Wait … you asked to fly directly into a hurricane?
That’s the only way to get to it viscerally. Everything you’re seeing there is real. It was just me, a camera person, a sound guy, and a producer. And we just went up and did it. It was crazy. I couldn’t do anything but just react to what was happening. It was such a strange situation to be in. It was terrifying. It was exciting. It was everything you would expect.
Are there any other political figures, aside from Barack Obama, that you would like to eat peanut butter and jelly sandwiches with?
Honestly, I think if you have peanut butter and jelly sandwiches with any political figure, you will get some good stories out of them. I think everyone loves peanut butter and jelly. It disarms people, it brings out their inner child and accesses their deeper selves. So, anybody from Biden to Trump, or DeSantis, whoever would sit down and have a peanut butter and jelly sandwich with me. I think that might be a good way to get at the truth. If they’re willing to sit down and have a hard conversation like President Obama [did with me] over a sandwich, then I think we could get a good segment out of it. I’d happily do it.

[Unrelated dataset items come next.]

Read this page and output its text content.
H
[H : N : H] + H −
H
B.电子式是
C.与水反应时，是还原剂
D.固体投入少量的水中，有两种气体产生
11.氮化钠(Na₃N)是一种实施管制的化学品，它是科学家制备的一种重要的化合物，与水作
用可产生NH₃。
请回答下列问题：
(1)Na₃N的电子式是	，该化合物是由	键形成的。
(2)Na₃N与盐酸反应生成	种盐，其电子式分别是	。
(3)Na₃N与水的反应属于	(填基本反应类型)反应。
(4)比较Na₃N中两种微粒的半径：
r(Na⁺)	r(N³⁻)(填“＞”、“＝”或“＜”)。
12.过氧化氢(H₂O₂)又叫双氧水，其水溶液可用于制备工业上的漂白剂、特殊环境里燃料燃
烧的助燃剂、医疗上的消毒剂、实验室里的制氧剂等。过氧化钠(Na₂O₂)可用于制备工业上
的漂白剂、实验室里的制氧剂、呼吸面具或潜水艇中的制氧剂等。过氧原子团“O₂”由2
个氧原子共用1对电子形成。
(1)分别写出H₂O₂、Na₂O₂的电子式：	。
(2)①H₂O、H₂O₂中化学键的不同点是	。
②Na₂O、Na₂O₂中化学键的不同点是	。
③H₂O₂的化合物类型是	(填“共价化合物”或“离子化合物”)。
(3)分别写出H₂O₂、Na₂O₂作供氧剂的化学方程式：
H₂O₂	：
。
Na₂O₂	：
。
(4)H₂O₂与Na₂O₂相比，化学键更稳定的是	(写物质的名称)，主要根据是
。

Are more G Word episodes in Adam Conover’s future?
I’ve not had any conversations with Netflix about this, so if they want to do another season, I would happily do it. But on the other hand, it seems to me that we’re very much in a place in the industry where what people want are limited series. So, that’s the case with this. One of my goals in my career is to show how comedy documentary is not just Adam Ruins Everything. It’s a whole format that can have a bigger life that can explore all sorts of different issues. What I’m excited about is doing another show like this, perhaps about a different topic, where I get to travel around the world and bring fascinating stories to people. I can use comedy to share perspectives and facts that they never would have heard before. That’s what really wakes me up in the morning. It’s my personal mission as an artist. And whether or not we do more episodes of this show, I’m going to keep doing that.
The G Word with Adam Conover premieres Thursday, May 19 on Netflix.